Wie werden Pizzen zubereitet?
Alle Pizzen werden mit Tomatensauce, Mozzarella und Olivenöl zubereitet. Wahl aus: Eis Palatschinken, Marmelade Palatschinken, Mohr im Hemd, Nutella Palatschinken, Tiramisu und mehr. Wahl aus: Eis Palatschinken, Marmelade Palatschinken, Mohr im Hemd, Nutella Palatschinken, Tiramisu und mehr.

Die Suche nach der perfekten Pizza in Florenz ist eine Reise für sich. Es geht nicht nur darum, satt zu werden, sondern ein echtes Stück italienischer Esskultur zu erleben. Es ist das Zusammenspiel von Tradition, hochwertigen Zutaten und der Leidenschaft des Pizzabäckers, das ein einfaches Gericht in ein unvergessliches Erlebnis verwandelt. Begeben Sie sich mit uns auf diese köstliche Entdeckungsreise und erfahren Sie, welche Merkmale eine Pizza in Florenz zu einem wahren Highlight machen.

Inhaltsverzeichnis

Die Kunst der Florentiner Pizza: Mehr als nur Teig und Belag

Obwohl Florenz nicht die Geburtsstätte der Pizza ist – diese Ehre gebührt Neapel – hat die Stadt dennoch eine eigene, respektable Pizzaszene entwickelt. Florentinische Pizzerien interpretieren die Klassiker mit einem Auge für Qualität und oft mit einer Prise toskanischer Raffinesse. Eine gute Pizza hier ist eine Hommage an die italienische Kulinarik, geprägt von einfachen, aber herausragenden Zutaten und einer präzisen Zubereitung.

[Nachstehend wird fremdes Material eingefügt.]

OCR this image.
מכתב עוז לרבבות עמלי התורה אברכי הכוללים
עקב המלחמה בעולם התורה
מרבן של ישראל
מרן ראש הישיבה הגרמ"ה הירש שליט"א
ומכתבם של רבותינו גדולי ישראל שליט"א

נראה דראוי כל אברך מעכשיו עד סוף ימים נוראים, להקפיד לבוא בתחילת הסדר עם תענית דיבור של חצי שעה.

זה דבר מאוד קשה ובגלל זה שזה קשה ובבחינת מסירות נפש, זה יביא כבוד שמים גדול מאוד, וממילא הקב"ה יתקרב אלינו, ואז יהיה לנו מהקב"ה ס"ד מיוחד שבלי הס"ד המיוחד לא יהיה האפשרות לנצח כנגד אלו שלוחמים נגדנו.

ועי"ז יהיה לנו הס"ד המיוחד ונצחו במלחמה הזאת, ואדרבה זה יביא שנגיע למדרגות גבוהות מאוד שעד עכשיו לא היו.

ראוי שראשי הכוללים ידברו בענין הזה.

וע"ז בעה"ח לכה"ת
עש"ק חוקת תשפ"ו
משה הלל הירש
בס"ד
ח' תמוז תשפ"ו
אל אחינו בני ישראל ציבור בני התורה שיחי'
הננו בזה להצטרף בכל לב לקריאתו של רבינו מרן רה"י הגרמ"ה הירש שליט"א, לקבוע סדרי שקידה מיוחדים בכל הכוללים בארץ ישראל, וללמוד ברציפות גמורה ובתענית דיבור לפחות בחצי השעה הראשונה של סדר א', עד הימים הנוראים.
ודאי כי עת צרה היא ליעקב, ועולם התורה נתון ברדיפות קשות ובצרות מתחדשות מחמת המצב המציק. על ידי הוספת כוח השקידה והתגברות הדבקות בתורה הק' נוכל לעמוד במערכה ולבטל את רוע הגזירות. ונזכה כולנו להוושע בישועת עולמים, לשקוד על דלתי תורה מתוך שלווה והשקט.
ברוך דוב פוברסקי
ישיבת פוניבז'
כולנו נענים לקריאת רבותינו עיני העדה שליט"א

Die Magie der Zutaten: Was eine gute Pizza ausmacht

Die Grundlage jeder italienischen Pizza, und somit auch jener in Florenz, ist überraschend simpel, aber entscheidend in ihrer Qualität. Wie man weiß, werden alle Pizzen mit Tomatensauce, Mozzarella und Olivenöl zubereitet. Doch die Qualität dieser drei Hauptakteure ist das Geheimnis:

  • Tomatensauce: Eine exzellente Tomatensauce beginnt mit reifen Tomaten, idealerweise der Sorte San Marzano aus der Region Kampanien. Diese Tomaten sind für ihren süßen, wenig säuerlichen Geschmack bekannt. Eine gute Sauce sollte einfach gehalten sein, oft nur mit einer Prise Salz und Basilikum gewürzt, um den reinen Tomatengeschmack nicht zu überdecken. Sie sollte weder zu wässrig noch zu dick sein und die Basis für die anderen Aromen bilden.
  • Mozzarella: Hier gibt es einen deutlichen Unterschied zwischen dem normalen Mozzarella und dem hochwertigen Fior di Latte (Kuhmilchmozzarella) oder gar dem luxuriösen Mozzarella di Bufala (Büffelmozzarella). Der Mozzarella sollte frisch sein, beim Backen gleichmäßig schmelzen und eine cremige, leicht salzige Textur aufweisen, ohne zu viel Wasser abzugeben. Er ist der perfekte Partner für die Süße der Tomaten.
  • Olivenöl: Ein hochwertiges natives Olivenöl extra ist das Finish jeder guten Pizza. Oft wird es erst nach dem Backen über die Pizza geträufelt, um sein fruchtiges, manchmal leicht pfeffriges Aroma voll zu entfalten. Es verleiht der Pizza Glanz und eine zusätzliche Geschmacksebene, die den Unterschied ausmacht.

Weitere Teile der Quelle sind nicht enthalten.